The Cannonball Jelly is probably best known for getting eaten. They are a staple in the diets of the endangered Leatherback Sea Turtle (Dermochelys coriacea). Leatherbacks are specially adapted to eating Jellyfish and our rotund Jelly is quite the appetizing meal. Jellyfish are also eaten by people, just usually not Americans. The Cannonball Jelly fishery is a developing economy here in the Southeast and a potentially profitable export to Asian countries, where re-hydrated Jellyfish is a regular menu item. At the moment the business is exclusive to Georgia. Compared to most Jellyfish the Cannonball has a rather solid constitution, feeling more like rubber than Jell-O in the hand. This makes them well suited for harvest, drying, and subsequent eating!

This week for Flora and Fauna Friday we have a miniature, multicolored, floating fern: Eastern Mosquito Fern (Azolla caroliniana).

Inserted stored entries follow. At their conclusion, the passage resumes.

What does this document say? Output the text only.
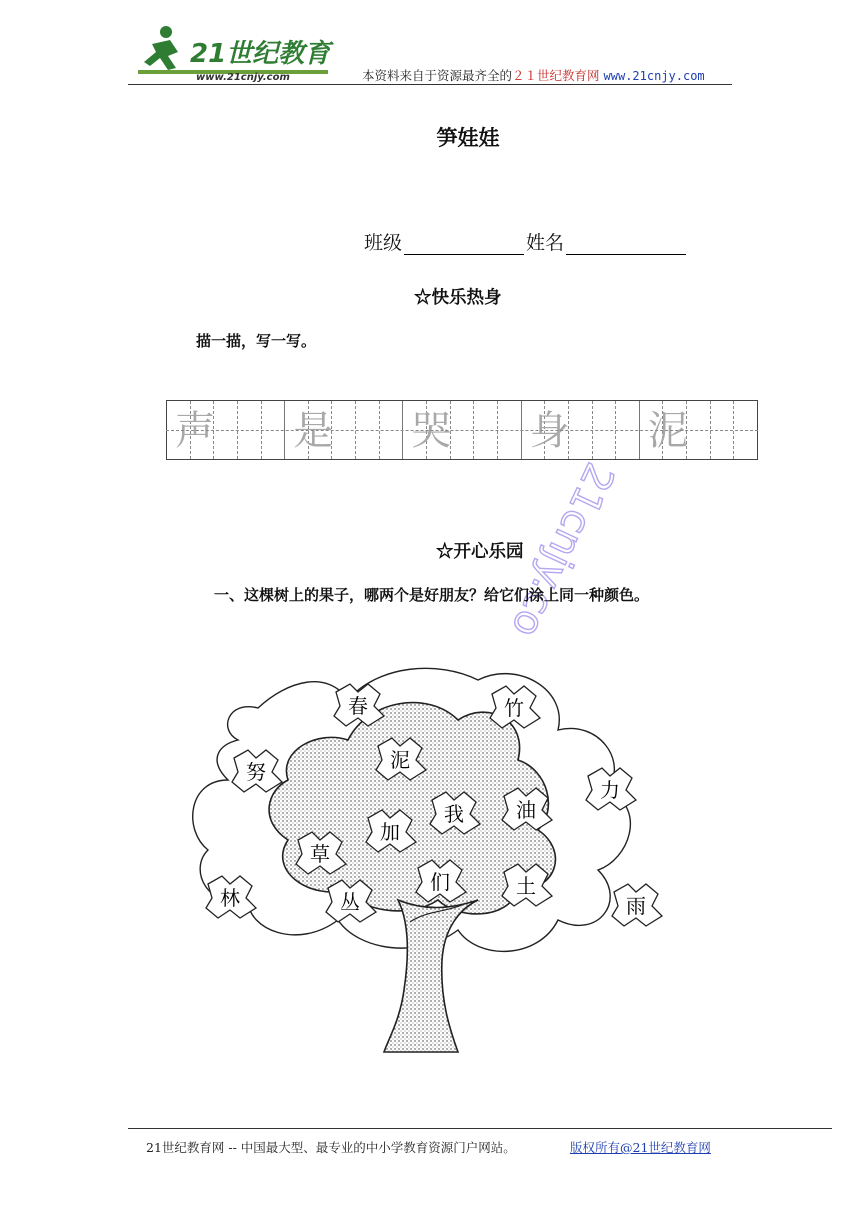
21世纪教育
www.21cnjy.com	本资料来自于资源最齐全的２１世纪教育网 www.21cnjy.com
笋娃娃
班级	姓名
☆快乐热身
描一描，写一写。
声 是 哭 身 泥
21cnjy.co
☆开心乐园
一、这棵树上的果子，哪两个是好朋友？给它们涂上同一种颜色。
春	竹
努	泥
力
我	油
加
草
们	土
林	丛	雨
21世纪教育网 -- 中国最大型、最专业的中小学教育资源门户网站。	版权所有@21世纪教育网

Mosquito Fern is much like Duckweed. It’s a tiny planktonic plant found in stagnant wetlands around the Lowcountry. Wooded ponds and marshes are where it makes its home. It sets no roots, only drinking nomadic nourishment from the surface of a swamp. Mosquito fern ranges from an emerald-green to a brick-red glowing in a halo of pink. Mosquito Fern turns red when exposed to excessive sunlight. This is sort of like tanning in humans. Many plants do this but not as obviously. This red color comes from pigments in the plant that act to block sunlight from entering its cells. Typically, plants are trying to get as much light as possible but there’s also an upper limit to how much they can photosynthesize. If more light enters the plant than it can use, the plant could overheat and cook. So Mosquito Fern, which might find itself in the center of a shallow sunny pond in summer, has a tendency to don a protective ruby sunscreen.

Duckweed is always verdant, which makes the often blushed Mosquito Fern easy to spot from a distance. Upon closer examination, Mosquito Fern has stems and leaves with a central set of roots. It takes on a jagged, branching shape in a circular arrangement with age where duckweed sticks to two or three ovular leaves. The least obvious but most significant difference between the two is that Mosquito Fern can fix nitrogen. This gives them a distinct niche apart from Duckweed which must rely on water borne nitrogen for growth. It also means Mosquito Fern is extra-rich in proteins, making it a great alternative livestock feed. Lastly, Duckweed is a flowering plant and Mosquito Fern is a true fern, if that wasn’t already obvious. The two fill similar niches but are vastly different physiologically.